In our consumer society, there is considerable confusion about what exactly God has promised us. Some would argue that God promises health and prosperity. Others might say that God promises that those who are faithful will be rewarded for their work. The God whose promise is our salvation is a God for whom being first in God’s kingdom, involves entering into or sharing Christ’s suffering and struggle, rather than avoiding the suffering.

A good example is the Philippians, who were faithful followers. They had kept their unity and held steadfast against false teaching. They might have expected their faithfulness to carry them beyond suffering. Not so, says Paul. In fact, God has generously granted them not only faith but also the privilege of sharing in Christ’s suffering. Gospel living is not about finding an easy way out or earning rewards. It is an invitation to focus on hope, to find joy in the midst of all of life’s circumstances, so that God may be glorified. It is a willingness to trust when God must remind us, “for my thoughts are not your thoughts, nor are your ways my ways, says the Lord.”

Gospel living has to do with welcoming God’s outrageous generosity on those who come later than we did, have not followed as long and hard as we have. God gives to us the promise of salvation, not because we have worked hard enough but because Jesus has done it for us on the cross. We have all been given salvation and receive God’s grace regardless of the sins we’ve committed and God continues to send us out as laborers to plant and harvest. When we see God goodness to the people we love, to friends, to colleagues, but especially to those we do not think deserve such generosity, then we will see the goodness and love of God for the wonderful miracle that it is.

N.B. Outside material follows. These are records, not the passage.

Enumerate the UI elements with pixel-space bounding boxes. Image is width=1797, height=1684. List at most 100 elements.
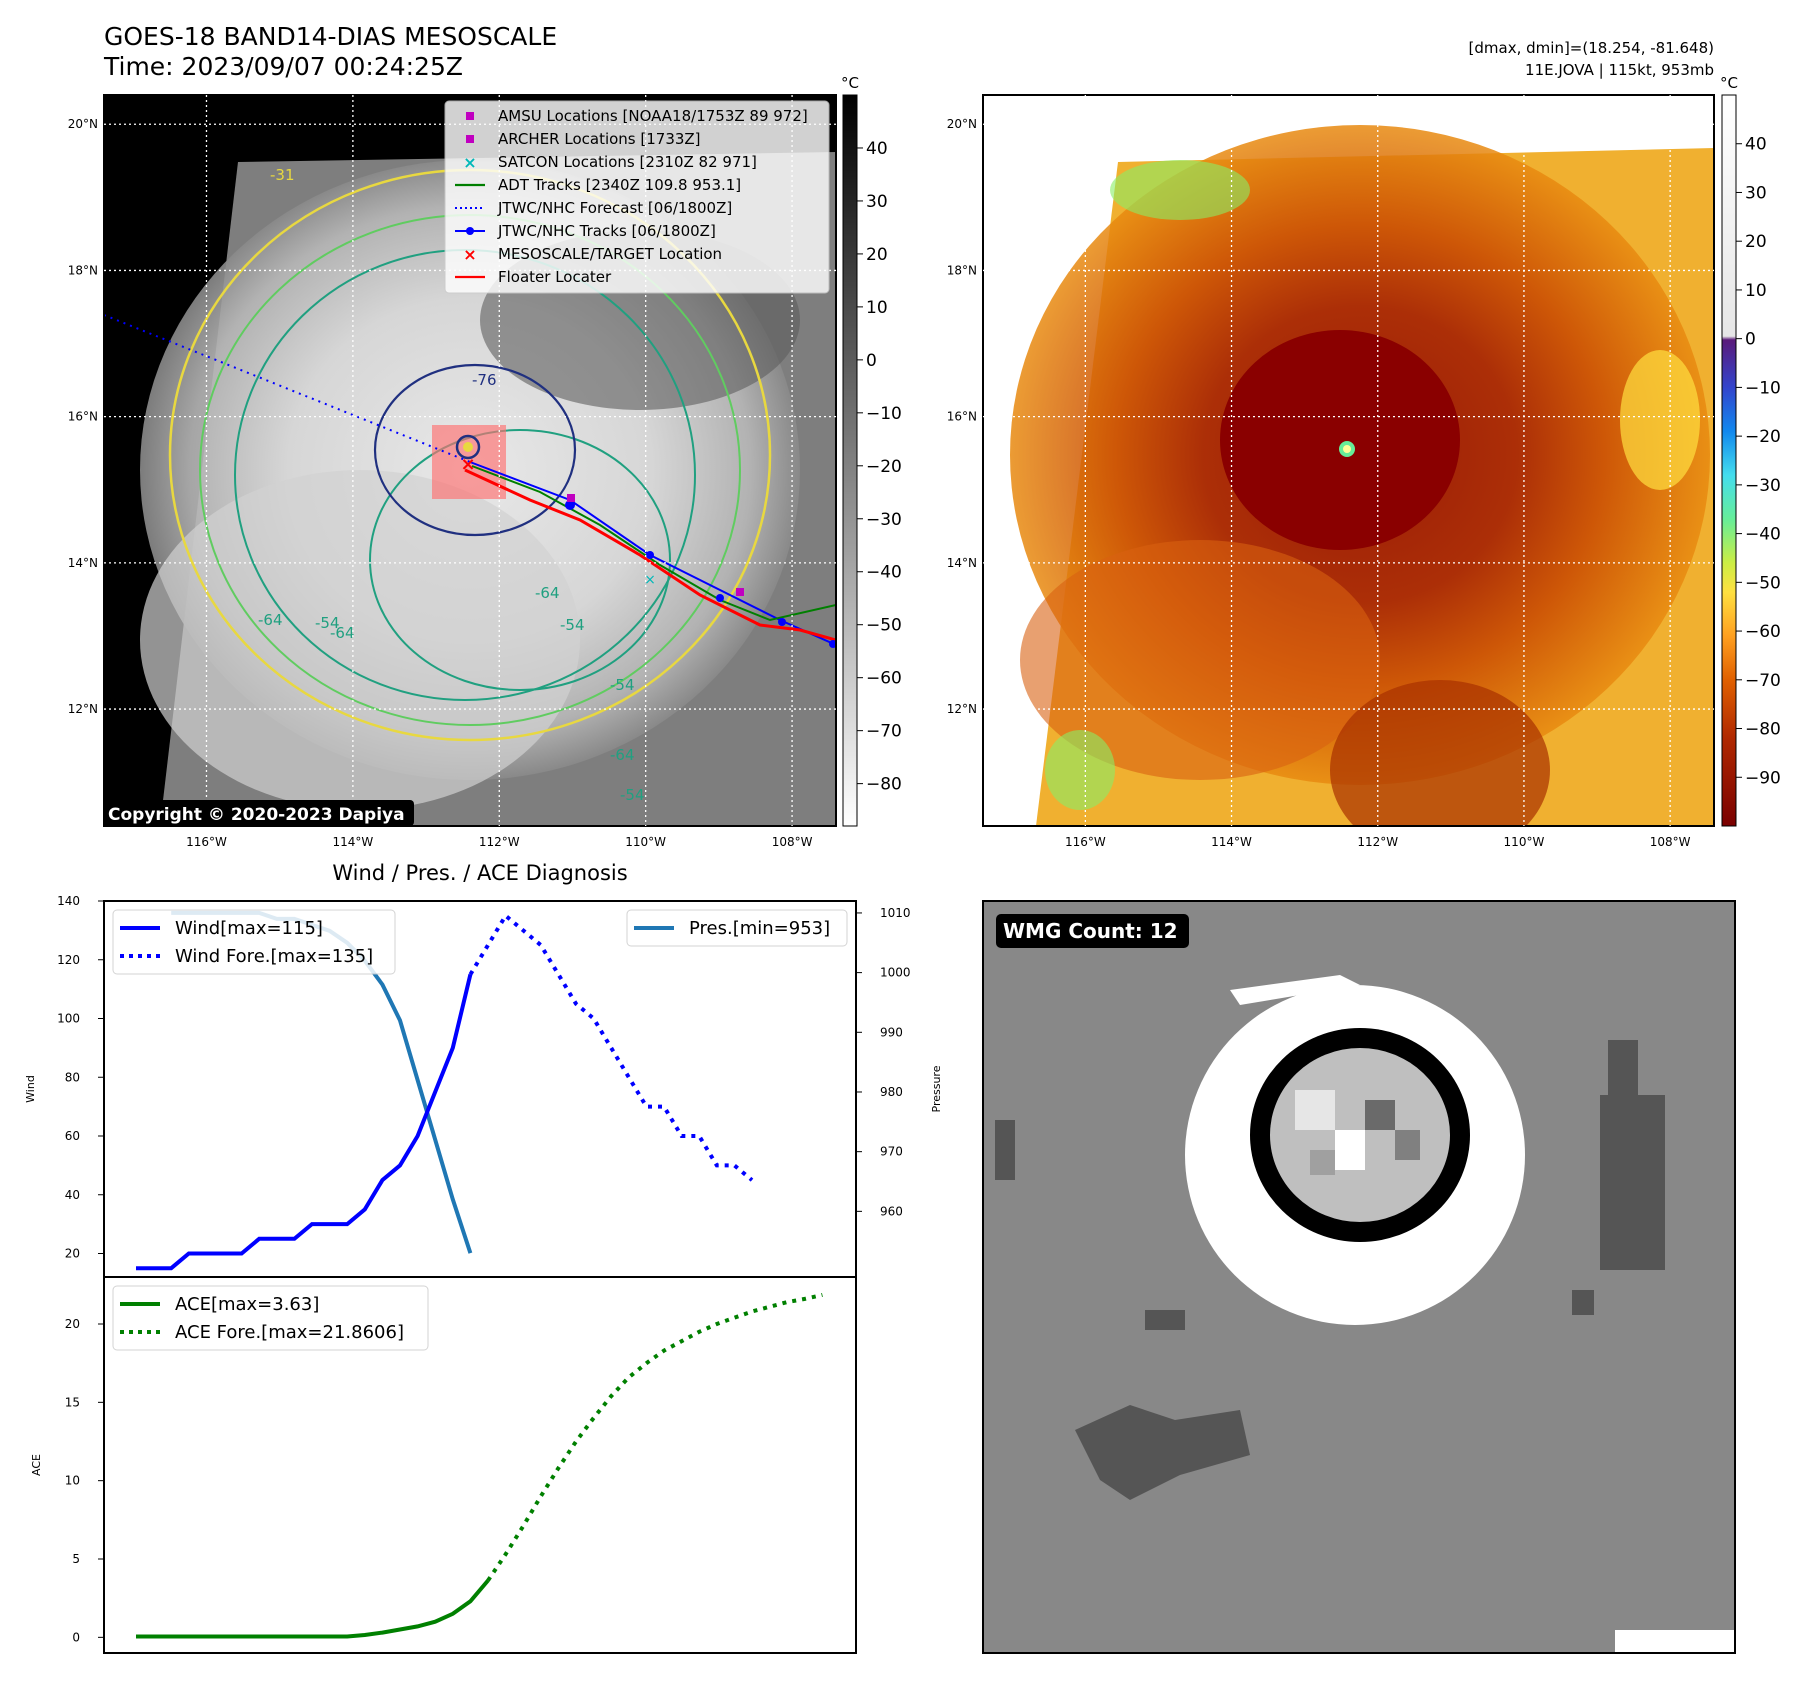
colorbar-tick-label: 40 — [866, 139, 888, 159]
colorbar-tick-label: −40 — [1745, 525, 1781, 545]
contour-label: -54 — [610, 676, 635, 694]
contour-label: -64 — [330, 624, 355, 642]
amsu-marker — [567, 494, 575, 502]
colorbar-tick-label: −30 — [866, 510, 902, 530]
track-point — [716, 594, 724, 602]
wind-tick-label: 60 — [65, 1129, 80, 1143]
lon-label: 108°W — [772, 835, 813, 849]
contour-label: -64 — [258, 611, 283, 629]
colorbar-tick-label: −10 — [1745, 378, 1781, 398]
colorbar-tick-label: −20 — [1745, 427, 1781, 447]
ace-forecast-line — [486, 1292, 823, 1582]
wmg-white-corner — [1615, 1630, 1735, 1653]
legend-swatch: × — [463, 245, 476, 264]
ace-tick-label: 0 — [72, 1630, 80, 1644]
ace-legend: ACE[max=3.63] ACE Fore.[max=21.8606] — [112, 1285, 429, 1351]
color-ir-map — [983, 95, 1714, 826]
lon-label: 114°W — [1211, 835, 1252, 849]
lat-label: 20°N — [947, 117, 977, 131]
lat-label: 12°N — [68, 702, 98, 716]
lon-label: 112°W — [479, 835, 520, 849]
wind-legend-label: Wind[max=115] — [175, 918, 323, 939]
pressure-tick-label: 1010 — [880, 906, 911, 920]
contour-labels: -76-64-64-64-54-54-54-64-54-31-72 — [130, 166, 645, 816]
wind-tick-label: 120 — [57, 953, 80, 967]
wind-legend: Wind[max=115] Wind Fore.[max=135] — [112, 909, 396, 975]
colorbar-tick-label: −40 — [866, 563, 902, 583]
contour-label: -54 — [315, 614, 340, 632]
forecast-track — [104, 314, 471, 463]
lon-label: 112°W — [1357, 835, 1398, 849]
storm-info-label: 11E.JOVA | 115kt, 953mb — [1525, 61, 1714, 79]
ace-line — [136, 1579, 490, 1639]
pressure-legend: Pres.[min=953] — [626, 909, 848, 947]
wmg-white-arc — [1230, 975, 1360, 1005]
colorbar-tick-label: −30 — [1745, 476, 1781, 496]
wmg-dark-region — [1608, 1040, 1638, 1100]
legend-box — [444, 100, 830, 294]
figure-time: Time: 2023/09/07 00:24:25Z — [103, 52, 463, 81]
legend-label: JTWC/NHC Tracks [06/1800Z] — [497, 222, 716, 240]
lon-label: 116°W — [186, 835, 227, 849]
legend-label: ADT Tracks [2340Z 109.8 953.1] — [498, 176, 741, 194]
wmg-dark-region — [995, 1120, 1015, 1180]
pressure-ticks: 1010 1000 990 980 970 960 — [856, 906, 911, 1218]
lat-label: 14°N — [68, 556, 98, 570]
wind-ylabel: Wind — [24, 1075, 37, 1103]
lon-labels: 116°W 114°W 112°W 110°W 108°W — [186, 835, 813, 849]
pressure-legend-box — [626, 909, 848, 947]
wind-legend-box — [112, 909, 396, 975]
legend-label: AMSU Locations [NOAA18/1753Z 89 972] — [498, 107, 808, 125]
warm-patch — [1045, 730, 1115, 810]
ace-fore-legend-label: ACE Fore.[max=21.8606] — [175, 1322, 404, 1343]
lat-labels: 20°N 18°N 16°N 14°N 12°N — [68, 117, 98, 716]
wmg-panel — [983, 901, 1735, 1653]
lon-labels: 116°W 114°W 112°W 110°W 108°W — [1065, 835, 1691, 849]
copyright-box — [104, 800, 414, 826]
legend-label: Floater Locater — [498, 268, 612, 286]
wind-line — [136, 973, 473, 1271]
eye-contour — [455, 434, 481, 460]
lon-label: 110°W — [625, 835, 666, 849]
lon-label: 108°W — [1650, 835, 1691, 849]
color-colorbar — [1721, 94, 1737, 827]
diag-title: Wind / Pres. / ACE Diagnosis — [332, 861, 627, 885]
colorbar-tick-label: 30 — [866, 192, 888, 212]
colorbar-tick-label: −70 — [866, 722, 902, 742]
legend-swatch-dot — [466, 227, 474, 235]
wmg-frame — [982, 900, 1736, 1654]
ace-tick-label: 15 — [65, 1395, 80, 1409]
ace-legend-label: ACE[max=3.63] — [175, 1294, 319, 1315]
colorbar-tick-label: −80 — [866, 775, 902, 795]
adt-track — [471, 465, 836, 622]
floater-track — [464, 468, 836, 642]
lat-label: 12°N — [947, 702, 977, 716]
lon-label: 116°W — [1065, 835, 1106, 849]
wind-ticks: 140 120 100 80 60 40 20 — [57, 894, 104, 1261]
lon-label: 110°W — [1504, 835, 1545, 849]
warm-patch — [1620, 350, 1700, 490]
pressure-ylabel: Pressure — [930, 1065, 943, 1112]
gray-colorbar-ticks: 40 30 20 10 0 −10 −20 −30 −40 −50 −60 −70 −80 — [857, 139, 902, 795]
wind-forecast-line — [468, 912, 754, 1182]
legend-swatch — [466, 135, 474, 143]
wmg-pixel — [1310, 1150, 1335, 1175]
color-colorbar-unit: °C — [1720, 74, 1738, 92]
contour-label: -31 — [270, 166, 295, 184]
pressure-legend-label: Pres.[min=953] — [689, 918, 830, 939]
wind-tick-label: 140 — [57, 894, 80, 908]
contour-label: -54 — [620, 786, 645, 804]
pressure-tick-label: 970 — [880, 1145, 903, 1159]
map-legend: AMSU Locations [NOAA18/1753Z 89 972] ARCH… — [444, 100, 830, 294]
lat-label: 20°N — [68, 117, 98, 131]
colorbar-tick-label: −10 — [866, 404, 902, 424]
satcon-marker: × — [644, 572, 656, 588]
contour-label: -64 — [610, 746, 635, 764]
wmg-dark-region — [1075, 1405, 1250, 1500]
eye-center — [1343, 445, 1351, 453]
ace-tick-label: 20 — [65, 1317, 80, 1331]
wmg-dark-region — [1600, 1095, 1665, 1270]
wmg-count-box — [996, 914, 1189, 948]
colorbar-tick-label: −20 — [866, 457, 902, 477]
dmax-dmin-label: [dmax, dmin]=(18.254, -81.648) — [1469, 39, 1714, 57]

God is not fair; God is generous and because of this there is a chance that we will get paid more than we are worth, that we will get more than we deserve, that we will make it through the doors even when we are last in line, not because of who we are but because of who God is. If we look at this world through the parable of the Workers in the Vineyard, we will discover that all of us are beloved by God, those at the front of the line and those at the back of the line, we all are offered God’s amazing grace. So, what if the manger opened the doors of the new IKEA store and reversed the order, asking the last in line to be the first in the doors and those at the beginning of the line began to cheer. That is God’s outrageous generosity! May we strive to live the same.